Морозов уже давно изучил повадки воздушных стервятников. И когда один выходил из пике, всадил бронебойный патрон в брюхо бомбардировщику. «Юнкере» закачался, как подстреленная птица, и, не набрав высоты, рухнул за вражескими траншеями.

Бойцы кричали и смеялись от радости. Но новый налет заставил их снова взяться за оружие. Второй самолет, уже в воздухе объятый пламенем, врезался в землю рядом с воронкой от бомбы, которую только что сбросил. Над воронкой еще не успела развеяться пыль.

И наконец, третий самолет, подбитый дружным огнем морозовцев, свалился, взорвавшись на собственных бомбах.

Как ни жесток и страшен был налет, но окончился и он. Мы, несмотря на потери, готовились встретить гитлеровскую пехоту.

— Идут!

— Пошли!

Я приникла к амбразуре.

Гитлеровцы пошли в атаку.

Сначала они двигались короткими перебежками.

Мы молчали.

Фашисты осмелели.

Я смотрела на изуродованный воронками клочок земли перед дотом. Смотрела и не узнавала его и не могла отыскать взглядом ни единого чуть приметного бугорка земли — ни одной мины, на которые мы тоже немного надеялись. Тогда я поняла, почему часто вместе с разрывом вражеского снаряда слышался как бы второй взрыв. Мины детонировали. Все пространство перед нашим рубежом оказалось разминированным.

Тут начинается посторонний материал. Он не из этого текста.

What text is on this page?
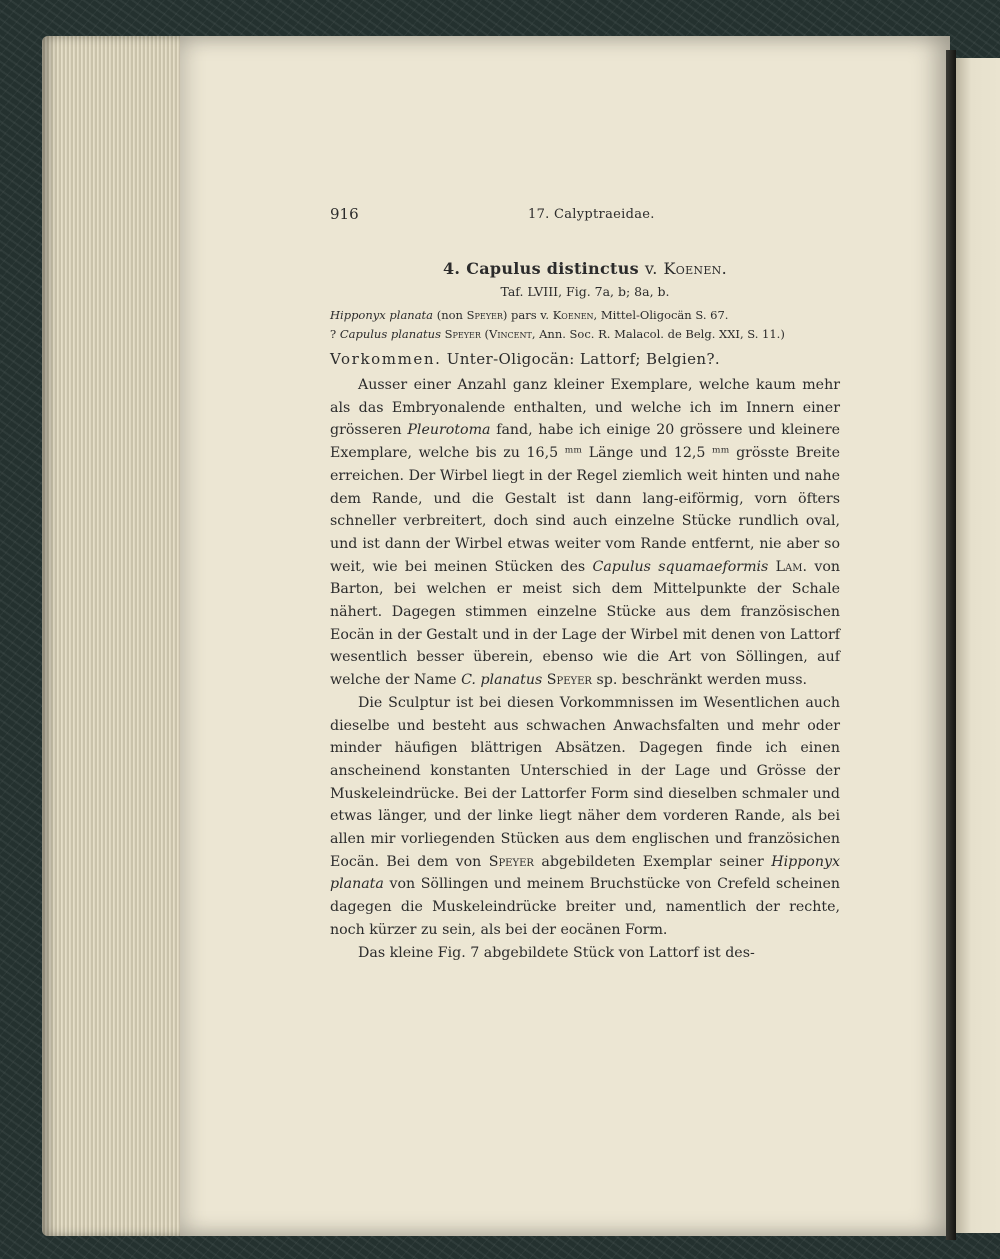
916	17. Calyptraeidae.
4. Capulus distinctus v. Koenen.
Taf. LVIII, Fig. 7a, b; 8a, b.
Hipponyx planata (non Speyer) pars v. Koenen, Mittel-Oligocän S. 67.
? Capulus planatus Speyer (Vincent, Ann. Soc. R. Malacol. de Belg. XXI, S. 11.)
Vorkommen. Unter-Oligocän: Lattorf; Belgien?.

Ausser einer Anzahl ganz kleiner Exemplare, welche kaum mehr als das Embryonalende enthalten, und welche ich im Innern einer grösseren Pleurotoma fand, habe ich einige 20 grössere und kleinere Exemplare, welche bis zu 16,5 ᵐᵐ Länge und 12,5 ᵐᵐ grösste Breite erreichen. Der Wirbel liegt in der Regel ziemlich weit hinten und nahe dem Rande, und die Gestalt ist dann lang-eiförmig, vorn öfters schneller verbreitert, doch sind auch einzelne Stücke rundlich oval, und ist dann der Wirbel etwas weiter vom Rande entfernt, nie aber so weit, wie bei meinen Stücken des Capulus squamaeformis Lam. von Barton, bei welchen er meist sich dem Mittelpunkte der Schale nähert. Dagegen stimmen einzelne Stücke aus dem französischen Eocän in der Gestalt und in der Lage der Wirbel mit denen von Lattorf wesentlich besser überein, ebenso wie die Art von Söllingen, auf welche der Name C. planatus Speyer sp. beschränkt werden muss.

Die Sculptur ist bei diesen Vorkommnissen im Wesentlichen auch dieselbe und besteht aus schwachen Anwachsfalten und mehr oder minder häufigen blättrigen Absätzen. Dagegen finde ich einen anscheinend konstanten Unterschied in der Lage und Grösse der Muskeleindrücke. Bei der Lattorfer Form sind dieselben schmaler und etwas länger, und der linke liegt näher dem vorderen Rande, als bei allen mir vorliegenden Stücken aus dem englischen und französichen Eocän. Bei dem von Speyer abgebildeten Exemplar seiner Hipponyx planata von Söllingen und meinem Bruchstücke von Crefeld scheinen dagegen die Muskeleindrücke breiter und, namentlich der rechte, noch kürzer zu sein, als bei der eocänen Form.

Das kleine Fig. 7 abgebildete Stück von Lattorf ist des-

Пулемет был готов встретить врага. Всматриваясь в прорезь прицела, я видела поспешно поднимающиеся по склону цепочки в серо-зеленых мундирах. И в каждом из них я видела убийцу своей подруги — Нины Ониловой.

Не слыша ни единого выстрела, не потеряв на половине пути ни одного убитым или раненым, гитлеровцы двинулись едва ли не как на параде.

Ладони у меня стали мокрыми от волнения.

— Ну… Чего не начинаешь? — зашептал мой второй номер — Самарский.

— Подождем… минутку…

— И полминутки хватит!

— Хватит…

— Забросают гранатами. Смотри, как бы поздно не было.

Тут на левом фланге ударил автоматно-ружейный огонь. Гитлеровцы откатились вправо, поближе к доту, пошли кучнее. И тогда мой «максим» выпустил длиннющую очередь. Потом я стала стрелять короткими.

Я видела, что не мажу, что пули находят цель.

И поредевшая цепь отхлынула.

За ней пошла вторая. Однако опять была вынуждена отойти.

Вдруг совсем — неподалеку, в «мертвом пространстве» для пулемета, я увидела двух фашистов. Они подползали с гранатами.

— Толя! — успела я крикнуть Самарскому. Но он уже и сам заметил смертельную опасность, грозившую нам, кинулся к запасной амбразуре, успел метнуть гранату… Тут же около дота взорвались немецкие. Потом ударила брошенная Самарским.

Второй пулемет, установленный на левом фланге, молчал. Тогда я еще не знала и только могла догадываться, что случилось непоправимое: дзот уничтожен, а случайно оставшийся в живых Морозов, взяв автомат, залег в цепи. С левого фланга не было видно, что гитлеровцы поднимались по склону балки все ближе и ближе к нашему укрытию.

Но теперь, когда наше положение оказалось особенно трудным, Самарский перестал нервничать. Он спокойно, не спеша ладонью обтер пыль от взрыва фашистской гранаты, покрывшую крышку короба, поправил ленту, посмотрел на меня, будто спрашивая: «Снова ждешь?»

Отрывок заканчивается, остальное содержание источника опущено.